Number of iterations to convergence: 8 
Achieved convergence tolerance: 3.407e-06
Warning message:
In nls(yy ~ a * (xx^b), data = ddf) :
  No starting values specified for some parameters.
Initializing ‘a’, ‘b’ to '1.'.
Consider specifying 'start' or using a selfStart model

I also know of stat_smooth of ggplot which can plot a curve. But that also does not give me the formula, R and P values.

Solution

You can predict the values along a new range of xx values and plot them.
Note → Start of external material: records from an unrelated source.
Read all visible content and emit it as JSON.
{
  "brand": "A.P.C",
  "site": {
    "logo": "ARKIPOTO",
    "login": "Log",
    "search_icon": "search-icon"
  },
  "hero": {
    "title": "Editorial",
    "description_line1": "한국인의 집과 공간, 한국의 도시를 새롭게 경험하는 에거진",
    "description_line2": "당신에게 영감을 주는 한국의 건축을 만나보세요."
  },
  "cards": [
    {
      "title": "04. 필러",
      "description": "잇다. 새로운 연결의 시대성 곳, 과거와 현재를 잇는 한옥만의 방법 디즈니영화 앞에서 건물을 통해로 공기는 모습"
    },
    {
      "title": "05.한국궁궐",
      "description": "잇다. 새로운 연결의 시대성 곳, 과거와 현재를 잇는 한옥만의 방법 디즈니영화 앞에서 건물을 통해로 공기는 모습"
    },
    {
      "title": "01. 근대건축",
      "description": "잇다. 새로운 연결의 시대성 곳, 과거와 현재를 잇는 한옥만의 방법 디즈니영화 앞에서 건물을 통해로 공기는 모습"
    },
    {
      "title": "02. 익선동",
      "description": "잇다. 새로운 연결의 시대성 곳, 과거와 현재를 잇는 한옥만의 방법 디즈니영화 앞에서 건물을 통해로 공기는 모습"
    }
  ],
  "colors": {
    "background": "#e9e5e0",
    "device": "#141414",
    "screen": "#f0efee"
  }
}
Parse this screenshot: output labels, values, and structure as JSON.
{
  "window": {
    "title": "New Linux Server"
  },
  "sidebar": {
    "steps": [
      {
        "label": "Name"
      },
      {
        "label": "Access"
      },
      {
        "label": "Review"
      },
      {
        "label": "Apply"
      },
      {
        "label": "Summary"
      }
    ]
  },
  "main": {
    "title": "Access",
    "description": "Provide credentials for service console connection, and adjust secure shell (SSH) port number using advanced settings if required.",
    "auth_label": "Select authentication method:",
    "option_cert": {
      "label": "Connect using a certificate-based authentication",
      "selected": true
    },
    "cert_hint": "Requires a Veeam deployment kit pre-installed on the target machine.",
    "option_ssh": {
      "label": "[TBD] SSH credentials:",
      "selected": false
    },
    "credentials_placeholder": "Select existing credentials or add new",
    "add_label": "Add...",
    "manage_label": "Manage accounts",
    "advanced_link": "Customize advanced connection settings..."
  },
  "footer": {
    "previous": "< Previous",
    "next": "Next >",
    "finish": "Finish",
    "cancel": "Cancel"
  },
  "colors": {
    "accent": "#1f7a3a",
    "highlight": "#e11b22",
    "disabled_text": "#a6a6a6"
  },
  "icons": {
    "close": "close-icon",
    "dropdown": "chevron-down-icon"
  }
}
Regarding the results that you wanted:

# 1. Find the nonlinear relation between xx and yy
fit <- nls(yy ~ a*xx^b, data=ddf)
# 2. Get its equation
coef(fit)
# 3. Get its P value
summary(fit)
# 4. If possible get R (correlation coefficient) (nonlinear)
cor(predict(fit), ddf$yy)
# 5. Plot this curve
newdat <- data.frame(xx=seq(min(ddf$xx), max(ddf$xx),,100))
newdat$yy <- predict(fit, newdat)
plot(yy ~ xx, ddf)
lines(yy ~ xx, newdat, col=2)

enter image description here

Here is another option using a polynomial:

# 1. Find the nonlinear relation between xx and yy
fit <- lm(yy ~ poly(xx, n=2, raw=TRUE), data=ddf)
# 2. Get its equation
coef(fit)
# 3. Get its P value
summary(fit)
# 4. If possible get R (correlation coefficient) (nonlinear)
cor(predict(fit), ddf$yy)
# 5. Plot this curve
newdat <- data.frame(xx=seq(min(ddf$xx), max(ddf$xx),,100))
newdat$yy <- predict(fit, newdat)
plot(yy ~ xx, ddf)
lines(yy ~ xx, newdat, col=2)

enter image description here

And, finally, the GAM version:

# 1. Find the nonlinear relation between xx and yy
library(mgcv)
fit <- gam(yy ~ s(xx), data=ddf)
# 2. Get its equation
coef(fit)
# 3. Get its P value
summary(fit)
# 4. If possible get R (correlation coefficient) (nonlinear)
cor(predict(fit), ddf$yy)
# 5. Plot this curve
newdat <- data.frame(xx=seq(min(ddf$xx), max(ddf$xx),,100))
newdat$yy <- predict(fit, newdat)
plot(yy ~ xx, ddf)
lines(yy ~ xx, newdat, col=2)

enter image description here

You can see from the coefficients of the GAM model that this is a much larger model and more difficult to represent in a formula. But, you have a lot of flexibility in it's form, and it should reduce (i.e. via a smaller number of "knots") to a linear model if this is the best relationship.